Marketisation was established in the shadow economy, and resistance to minimise the regime’s market power remains in the shadows. Those responsible for ‘imposing’ regulations at the street level are willing to take bribes from businesses as they themselves are suffering due to the broken state supply system. The culture of bribery has thus become their own survival system in the government. Meanwhile, for citizens, rather than create a collision between the state and the market, bribery of the street-level bureaucracy provides an exit from the central government’s surveillance system. Thus, forbidden activities are informally acceptable. While the state controls markets, the markets rule over society, and also the state vice versa. The authority is indirectly forced to continue to leverage and balance between market autonomy and state restrictions. In this context, the role of the newly created economically powerful class in the social classification system—for instance, donju—has created another layer within society. Donju keep changes to a minimum by balancing state control and market autonomy at the individual level rather than gathering as a powerful collective force against the state.

This is because people (and thus society) do not know ‘how to’ become an empowered civil society. Having knowledge and acting on that knowledge are two distinct things (Kim-S, 2021). Having information may have successfully helped people realise that the current government system is not adequate for them. However, they do not know how to challenge it. Even though people have developed innovative ways to hide illegal activities and improper expressions from the country’s surveillance system, they have not reached the point of boycotting the authority. Rather, they use doublespeak to share risky information so that such disobedience activities remain a secret within society (see Chapter 3). While we might be able to observe how soft power is slowly ‘winning the hearts and minds’ of North Koreans—to borrow Nye’s (2008) expression here—this has not yet translated into mass activism. Resistance occurs at the individual level rather than collectively, and the failure of other individuals to join in has resulted in each case of resistance losing its bargaining power (Szalontai and Choi, 2014). Thus, the society is not sufficiently empowered to become a ‘civil society’ for a democratic transition to occur through the marketisation process. People would rather defect than collectively rebel.

Also, society itself is segmented into different layers of the class system.
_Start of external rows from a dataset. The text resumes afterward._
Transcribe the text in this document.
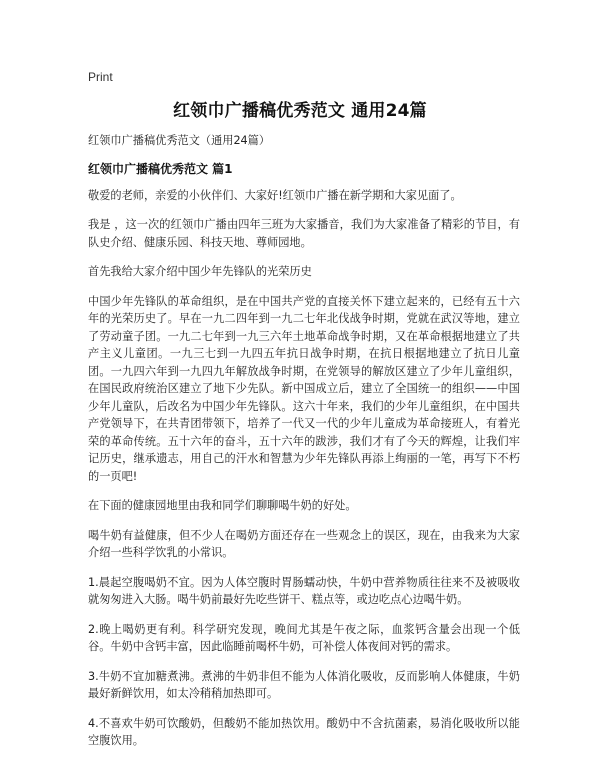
Print
红领巾广播稿优秀范文 通用24篇

红领巾广播稿优秀范文（通用24篇）

红领巾广播稿优秀范文 篇1

敬爱的老师，亲爱的小伙伴们、大家好!红领巾广播在新学期和大家见面了。

我是 ，这一次的红领巾广播由四年三班为大家播音，我们为大家准备了精彩的节目，有队史介绍、健康乐园、科技天地、尊师园地。

首先我给大家介绍中国少年先锋队的光荣历史

中国少年先锋队的革命组织，是在中国共产党的直接关怀下建立起来的，已经有五十六年的光荣历史了。早在一九二四年到一九二七年北伐战争时期，党就在武汉等地，建立了劳动童子团。一九二七年到一九三六年土地革命战争时期，又在革命根据地建立了共产主义儿童团。一九三七到一九四五年抗日战争时期，在抗日根据地建立了抗日儿童团。一九四六年到一九四九年解放战争时期，在党领导的解放区建立了少年儿童组织，在国民政府统治区建立了地下少先队。新中国成立后，建立了全国统一的组织——中国少年儿童队，后改名为中国少年先锋队。这六十年来，我们的少年儿童组织，在中国共产党领导下，在共青团带领下，培养了一代又一代的少年儿童成为革命接班人，有着光荣的革命传统。五十六年的奋斗，五十六年的跋涉，我们才有了今天的辉煌，让我们牢记历史，继承遗志，用自己的汗水和智慧为少年先锋队再添上绚丽的一笔，再写下不朽的一页吧!

在下面的健康园地里由我和同学们聊聊喝牛奶的好处。

喝牛奶有益健康，但不少人在喝奶方面还存在一些观念上的误区，现在，由我来为大家介绍一些科学饮乳的小常识。

1.晨起空腹喝奶不宜。因为人体空腹时胃肠蠕动快，牛奶中营养物质往往来不及被吸收就匆匆进入大肠。喝牛奶前最好先吃些饼干、糕点等，或边吃点心边喝牛奶。

2.晚上喝奶更有利。科学研究发现，晚间尤其是午夜之际，血浆钙含量会出现一个低谷。牛奶中含钙丰富，因此临睡前喝杯牛奶，可补偿人体夜间对钙的需求。

3.牛奶不宜加糖煮沸。煮沸的牛奶非但不能为人体消化吸收，反而影响人体健康，牛奶最好新鲜饮用，如太冷稍稍加热即可。

4.不喜欢牛奶可饮酸奶，但酸奶不能加热饮用。酸奶中不含抗菌素，易消化吸收所以能空腹饮用。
In the case of social movements, the elites or the educated are typically the ones who can bravely challenge the system and lead resistance to it. However, in North Korea, the elites fear the regime or want to remain within their comfort zone. They do not understand how people in other segments of society live, they do not even think to cooperate with them for further changes, and they do not want to lose their privileges. There is knowledge and there are potential actions that can be taken, but there is no connection between ‘leaders’ and ‘followers’ as yet. The existence of donju and economic disparity blocks potential actions and has even worsened in society.